We evaluated our models based on two different metrics, cross-entropy loss and perplexity. Different from other tasks such as classification where we can measure the accuracy through F1 Score, precision and recall, we measure the performance of language model from the cross-entropy loss directly. Perplexity is essentially the probability that assigned by the language model (from softmax layer), normalized by the number of words.

For brevity, we hereby give you the best scores of a set of experiments that we ran. All of the following scores are given based on the aforementioned validation datasets.

Experiment on Conversational dataset

Experiment on id-wikipedia

During the training process, we made the following observations:

1. Evidently, increasing the minimum number of words boost our model by reducing both the loss and perplexity by 0.04. This explains the importance of removing low-frequency words from dictionary.
2. We also observe the uses of word embedding (from fastText) leads to a lower performance.
3. AWD-LSTM performs consistently across the board.
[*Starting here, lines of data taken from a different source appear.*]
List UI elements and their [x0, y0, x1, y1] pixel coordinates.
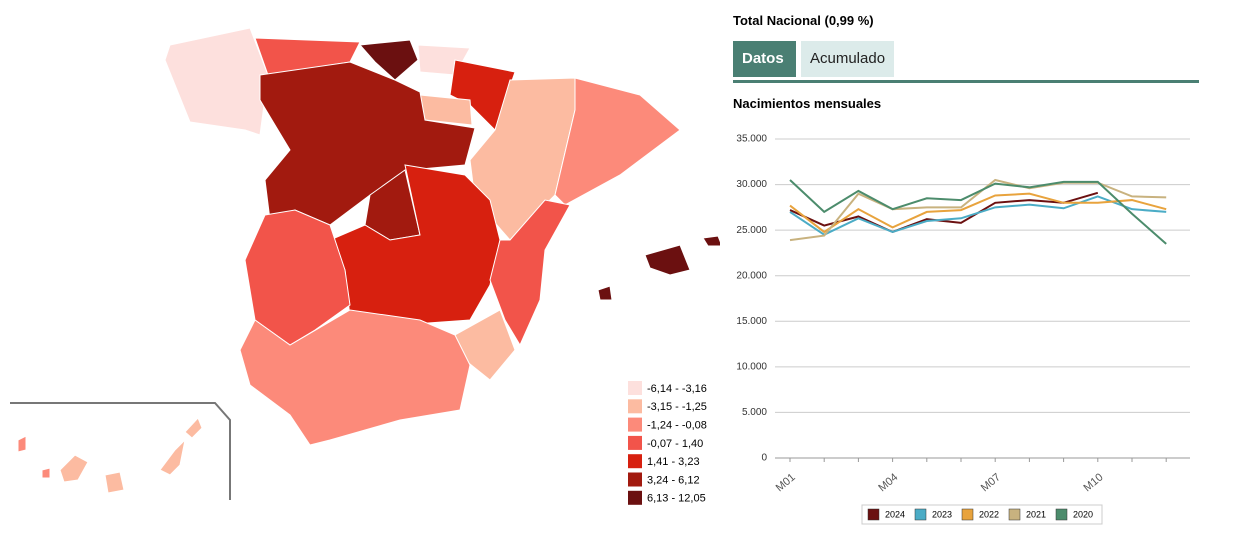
x-tick-label: M04: [876, 471, 900, 494]
island: [17, 435, 27, 453]
legend-swatch: [628, 490, 642, 505]
legend-label: -1,24 - -0,08: [647, 420, 707, 432]
inset-frame: [10, 402, 231, 500]
map: -6,14 - -3,16 -3,15 - -1,25 -1,24 - -0,08 -…: [10, 27, 720, 505]
legend-label: -0,07 - 1,40: [647, 438, 703, 450]
y-tick-label: 25.000: [736, 225, 767, 236]
region: [702, 235, 720, 247]
region: [358, 39, 419, 81]
series-line: [789, 192, 1167, 234]
y-tick-label: 20.000: [736, 270, 767, 281]
legend-swatch: [628, 417, 642, 432]
legend-swatch: [628, 381, 642, 395]
header-title: Total Nacional (0,99 %): [733, 13, 874, 28]
legend-label: 2022: [979, 509, 999, 519]
region: [554, 77, 681, 206]
legend-swatch: [628, 399, 642, 414]
legend-swatch: [628, 454, 642, 469]
x-tick-label: M10: [1081, 471, 1105, 494]
y-tick-label: 5.000: [742, 407, 767, 418]
legend-label: 3,24 - 6,12: [647, 474, 700, 486]
region: [244, 209, 351, 346]
island: [41, 467, 51, 479]
legend-label: 2021: [1026, 509, 1046, 519]
legend-label: 6,13 - 12,05: [647, 493, 706, 505]
legend-label: -6,14 - -3,16: [647, 383, 707, 395]
y-tick-label: 10.000: [736, 361, 767, 372]
legend-label: -3,15 - -1,25: [647, 401, 707, 413]
tab[interactable]: Datos: [733, 41, 796, 77]
legend-label: 2024: [885, 509, 905, 519]
legend-swatch: [628, 472, 642, 487]
region: [597, 285, 613, 301]
island: [159, 438, 186, 476]
legend-swatch: [961, 508, 974, 521]
chart-title: Nacimientos mensuales: [733, 96, 882, 111]
region: [644, 244, 691, 276]
region: [239, 309, 471, 446]
x-tick-label: M01: [774, 471, 798, 494]
legend-swatch: [914, 508, 927, 521]
legend-label: 2020: [1073, 509, 1093, 519]
legend-label: 1,41 - 3,23: [647, 456, 700, 468]
y-tick-label: 15.000: [736, 316, 767, 327]
legend-swatch: [1008, 508, 1021, 521]
island: [59, 454, 89, 483]
island: [104, 471, 125, 494]
legend-swatch: [628, 435, 642, 450]
y-tick-label: 0: [761, 453, 767, 464]
legend-label: 2023: [932, 509, 952, 519]
y-tick-label: 35.000: [736, 134, 767, 145]
chart: 0 5.000 10.000 15.000 20.000 25.000 30.000 35.0…: [736, 134, 1190, 525]
region: [489, 199, 571, 347]
island: [184, 417, 203, 439]
region: [449, 59, 516, 131]
region: [164, 27, 269, 136]
tab-bar: Datos Acumulado: [733, 41, 1199, 83]
legend-swatch: [867, 508, 880, 521]
tab[interactable]: Acumulado: [801, 41, 895, 77]
series-line: [789, 178, 1167, 242]
legend-swatch: [1055, 508, 1068, 521]
y-tick-label: 30.000: [736, 179, 767, 190]
x-tick-label: M07: [979, 471, 1003, 494]
series-line: [789, 195, 1167, 236]
series-line: [789, 179, 1167, 245]
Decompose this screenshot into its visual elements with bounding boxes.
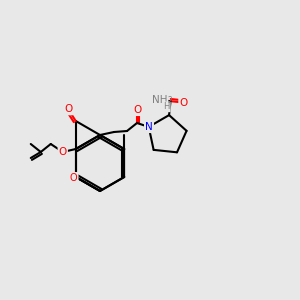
Text: O: O	[179, 98, 188, 107]
Text: O: O	[58, 147, 67, 157]
Text: H: H	[164, 102, 170, 111]
Text: O: O	[64, 104, 72, 114]
Text: 2: 2	[167, 96, 172, 105]
Text: NH: NH	[152, 95, 167, 105]
Text: O: O	[133, 105, 141, 115]
Text: N: N	[145, 122, 153, 132]
Text: N: N	[145, 122, 153, 132]
Text: O: O	[70, 173, 78, 183]
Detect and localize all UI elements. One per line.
It varies quite a bit on the perplexity side, but not that differ from loss point of view.

All in all, AWD LSTM shows a consistent performance and shows stability in two completely different datasets (conversational and id-wikipedia dataset) for low-resource language. This marks a positive result in our effort to create a high-quality language model that will be used as a baseline to our transfer learning experiments later.

Future Works

It is true that we are still facing a big size of vocabularies that is introduced by typos in our corpus, but worry not we are on our way to attack that problem. As a snippet, here we are giving you the performance of latest experiment

Experiment on Conversational dataset

We managed to improve the loss by 0.1 and down to 2 points in perplexity.

Final Thoughts

During this experiment, here are a few takeaways that might be helpful for other practitioners.

First, be diligent on your data, especially in natural language problem. The real word data may introduce more problems than you anticipate, especially if you decide to tackle the problem in word level manner. You may need to invest more in pre-processing to clean up the data. It may seem common in any NLP tasks, but we can’t stress it enough the importance of handling typos inside your corpus. The other way around for handling typo is by modifying your deep learning architecture and let the model handle the typos by itself.

Second, cross validation is important for machine learning practitioners to understand as a way to measure the stability of your model. Though in deep learning case it is quite expensive to run cross validation, you can always reduce the number of experiments to run so that it fits your budget.

Lastly, training in parallel is one of the important key to train a big deep learning model. In this case, we gained a speed-up of 2x the normal training time by using 2 GPUs.